Today is my husband and I’s Anniversary. It seems more victorious than normal. By all means we should not have made it. I couldn’t handle his lust for other women or the lies and craziness that he tried to cover his tracks with. On the same idea though, my husband was dealing with great guilt and habits he had never let go off before and I did not respect him. I yelled and threw things and told him how very much I HATED HIM.
My understanding has grown and we’ve started to refer to these careless actions as strangling the others plant. Example, if my husband gets caught in something he feels ashamed for he will turn the guilt on to me. A couple weeks ago he had said we would go out on a date and to be truthful I was very excited. When the weekend came I had plans with my cousins on Friday and expected to go out with my husband that Saturday. Except he had not actually planned anything. He might have forgotten, but instead of quick slapping something together he turned it around. If I had not gone out on Friday, maybe his plans would not be ruined! In truth it had nothing to do with that and in the past I would have sat down with him and tried to figure out how I missed his heart.
This time I cut him off. No, he could not treat me that way. My emotions, my person is represented as a plant. Alive, unique, and fragile. Regardless of how I act my plant should be protected by a distance of things that are inappropriate to do-ever, but sometimes people believe if they are wronged well enough or things are not going the way they want it is okay to take the dome off the plant and strangle it to get the results wanted. My husband believe he could half-lie to me and manipulate the situation to be my fault to hide his guilt that he had not done what he said he would. That should never be alright. Those are actions that the dome around the plant should protect from, but he will often hurt my plant if it means protecting his own from shame of his own failure.

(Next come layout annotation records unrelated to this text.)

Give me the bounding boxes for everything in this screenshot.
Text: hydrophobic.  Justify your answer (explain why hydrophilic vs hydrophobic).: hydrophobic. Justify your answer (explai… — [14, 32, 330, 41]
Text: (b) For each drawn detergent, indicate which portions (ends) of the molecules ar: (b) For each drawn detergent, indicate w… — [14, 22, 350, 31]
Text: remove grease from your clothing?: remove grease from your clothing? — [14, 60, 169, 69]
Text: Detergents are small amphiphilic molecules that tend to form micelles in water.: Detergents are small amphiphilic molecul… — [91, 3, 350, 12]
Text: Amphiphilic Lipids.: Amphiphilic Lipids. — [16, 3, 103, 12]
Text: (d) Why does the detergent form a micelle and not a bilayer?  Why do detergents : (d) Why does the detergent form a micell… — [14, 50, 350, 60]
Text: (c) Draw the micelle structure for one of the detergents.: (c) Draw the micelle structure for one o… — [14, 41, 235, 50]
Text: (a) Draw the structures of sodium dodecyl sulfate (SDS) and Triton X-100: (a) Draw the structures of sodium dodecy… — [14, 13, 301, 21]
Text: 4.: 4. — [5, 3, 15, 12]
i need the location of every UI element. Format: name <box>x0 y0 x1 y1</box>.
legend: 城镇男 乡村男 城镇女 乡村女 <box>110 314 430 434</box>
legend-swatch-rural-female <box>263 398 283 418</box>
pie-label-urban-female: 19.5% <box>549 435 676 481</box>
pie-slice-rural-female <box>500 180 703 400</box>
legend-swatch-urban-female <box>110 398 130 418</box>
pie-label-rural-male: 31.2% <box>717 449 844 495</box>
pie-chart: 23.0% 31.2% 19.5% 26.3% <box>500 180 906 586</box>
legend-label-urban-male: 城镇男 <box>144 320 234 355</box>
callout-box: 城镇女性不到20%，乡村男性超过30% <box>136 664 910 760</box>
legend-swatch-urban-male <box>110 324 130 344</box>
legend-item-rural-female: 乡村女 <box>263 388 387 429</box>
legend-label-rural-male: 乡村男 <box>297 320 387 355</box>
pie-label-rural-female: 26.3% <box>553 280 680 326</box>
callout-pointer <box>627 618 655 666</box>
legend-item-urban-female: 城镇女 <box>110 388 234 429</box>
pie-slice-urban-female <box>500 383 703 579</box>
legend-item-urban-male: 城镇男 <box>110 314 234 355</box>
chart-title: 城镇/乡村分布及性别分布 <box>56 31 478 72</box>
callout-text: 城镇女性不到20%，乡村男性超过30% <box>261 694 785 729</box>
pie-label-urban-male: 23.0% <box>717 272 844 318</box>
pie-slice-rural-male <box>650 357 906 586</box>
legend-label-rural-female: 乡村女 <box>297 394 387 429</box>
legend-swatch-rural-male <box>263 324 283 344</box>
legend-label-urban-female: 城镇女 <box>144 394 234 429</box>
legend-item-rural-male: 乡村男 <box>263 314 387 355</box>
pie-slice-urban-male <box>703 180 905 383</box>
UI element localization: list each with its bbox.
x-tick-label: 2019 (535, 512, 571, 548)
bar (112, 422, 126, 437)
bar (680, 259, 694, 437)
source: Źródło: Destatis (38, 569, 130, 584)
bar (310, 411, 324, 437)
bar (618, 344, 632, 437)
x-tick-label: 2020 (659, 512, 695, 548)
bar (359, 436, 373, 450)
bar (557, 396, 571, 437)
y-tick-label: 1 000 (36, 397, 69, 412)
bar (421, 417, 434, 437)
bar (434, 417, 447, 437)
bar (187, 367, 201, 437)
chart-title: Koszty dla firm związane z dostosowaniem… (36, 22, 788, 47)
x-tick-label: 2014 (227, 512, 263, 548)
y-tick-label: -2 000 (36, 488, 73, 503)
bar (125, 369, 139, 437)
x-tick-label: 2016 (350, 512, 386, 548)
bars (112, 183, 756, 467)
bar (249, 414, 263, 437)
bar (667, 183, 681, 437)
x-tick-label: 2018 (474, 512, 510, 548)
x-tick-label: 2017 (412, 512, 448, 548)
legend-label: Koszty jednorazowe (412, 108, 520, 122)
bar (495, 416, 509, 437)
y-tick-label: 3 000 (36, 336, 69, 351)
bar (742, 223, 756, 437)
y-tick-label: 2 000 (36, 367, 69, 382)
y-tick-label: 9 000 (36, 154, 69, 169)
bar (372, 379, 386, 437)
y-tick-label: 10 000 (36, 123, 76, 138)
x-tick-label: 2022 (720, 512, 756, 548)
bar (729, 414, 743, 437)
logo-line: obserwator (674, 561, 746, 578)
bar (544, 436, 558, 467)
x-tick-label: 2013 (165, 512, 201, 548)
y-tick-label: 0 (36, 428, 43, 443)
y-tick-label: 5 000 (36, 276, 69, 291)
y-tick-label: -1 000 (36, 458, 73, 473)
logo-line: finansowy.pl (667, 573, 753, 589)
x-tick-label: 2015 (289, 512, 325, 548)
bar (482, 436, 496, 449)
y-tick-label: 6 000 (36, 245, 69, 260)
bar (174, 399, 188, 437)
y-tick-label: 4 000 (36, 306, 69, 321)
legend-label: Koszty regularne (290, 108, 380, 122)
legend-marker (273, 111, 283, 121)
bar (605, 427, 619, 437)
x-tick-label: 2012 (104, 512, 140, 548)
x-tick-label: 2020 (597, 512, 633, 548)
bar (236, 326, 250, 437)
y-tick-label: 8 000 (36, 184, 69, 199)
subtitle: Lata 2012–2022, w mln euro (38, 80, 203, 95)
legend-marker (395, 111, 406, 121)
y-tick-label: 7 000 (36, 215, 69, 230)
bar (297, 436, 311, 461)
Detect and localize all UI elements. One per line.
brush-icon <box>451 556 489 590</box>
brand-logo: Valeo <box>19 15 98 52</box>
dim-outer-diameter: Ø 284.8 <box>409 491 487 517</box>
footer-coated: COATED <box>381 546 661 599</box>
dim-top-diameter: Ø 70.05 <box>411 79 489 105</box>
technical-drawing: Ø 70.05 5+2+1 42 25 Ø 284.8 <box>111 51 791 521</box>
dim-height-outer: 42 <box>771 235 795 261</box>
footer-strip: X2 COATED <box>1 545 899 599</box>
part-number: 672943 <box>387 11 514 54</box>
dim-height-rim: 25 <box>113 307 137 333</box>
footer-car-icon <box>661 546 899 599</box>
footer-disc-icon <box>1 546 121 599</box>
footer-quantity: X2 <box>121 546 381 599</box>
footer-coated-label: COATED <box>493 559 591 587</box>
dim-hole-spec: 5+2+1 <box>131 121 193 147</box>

Another example. Any time my husband has acted unloving to me I ruin him because he deserves it. My husband came to me a couple days ago and explained to me that he ran into temptation at work and dealt with it instead of falling into it. He was so excited and victorious to be growing. I on the other hand, felt like my head slowly twisted 360°. What temptation? Another women? I geared up to fight. In the past I would have taken the protective dome off his plant because he needed to understand my pain. I would yell because that is what I grew up with. That was the best way to get any point across-yell louder. I cut him down because it’s the truth! I say mean things because he is being mean to me. I don’t respond to his attempts at peace because he has not done enough time in marriage purgatory to pay for his sin of unlove. This time I understood the anger inside of me and went to the gym. I was so mad. He saw another women that tempted his affections but he barely gives any affections to me? I was heartbroken. I fumed on the tread miller. I went home still mad. Turns out the temptation was a magazine cover that he didn’t flip through. Stupid. I had imagined the worst and his comment was over a magazine. If I could slow my anger even more I would have been able to ask before I went to the gym.
But my temptation is to treat my husband with disrespect when he deserves it. He is made in the image of God. There is a bible verse in Jude1:9 about the archangel Michael disputing with Satan over Moses body and Michael does not disrespect Satan. Get it? Satan is not treated by God’s angels with disrespect. My husband is a son of God saved by Jesus. He never deserves disrespect. His soul(plant) needs to be treated with absolute respect in ever event. If he comes home next week and tells me he has had sex with his customer I need to have respect in my responds. I can be broken and sad. I can be angry but cannot sin in it. I can request and question but cannot name call or blame. I cannot yell. I cannot destroy his character.
Then what can I do? I can pray. I can get out of the house. I can find Christian fellowship. I can journal. I am still 100% myself. Write a list of how I believe I should act because a lot of times I am not proud of my actions after we fight. It’s better to make a clear least of how I believe I should act before entering into a conversation that tempts me to be disrespectful. Read. I can express my feelings quietly with truth. Anger is not a root emotion. Express sadness, express hurt, express injustice. write my expectations and how he deviated from it. I need to be able to affect his souls without violence, lies, emotional abuse, or yelling. The dome needs to stay firmly over his soul (plant).
These things are not easy for me. I hope in years I will be a better example of how to treat everyone with absolute respect. Please share your marriage stories with me! I would love to hear how everyone else is doing in keeping their vows to their spouse. Its ridiculously hard sometimes and we all need to stick together.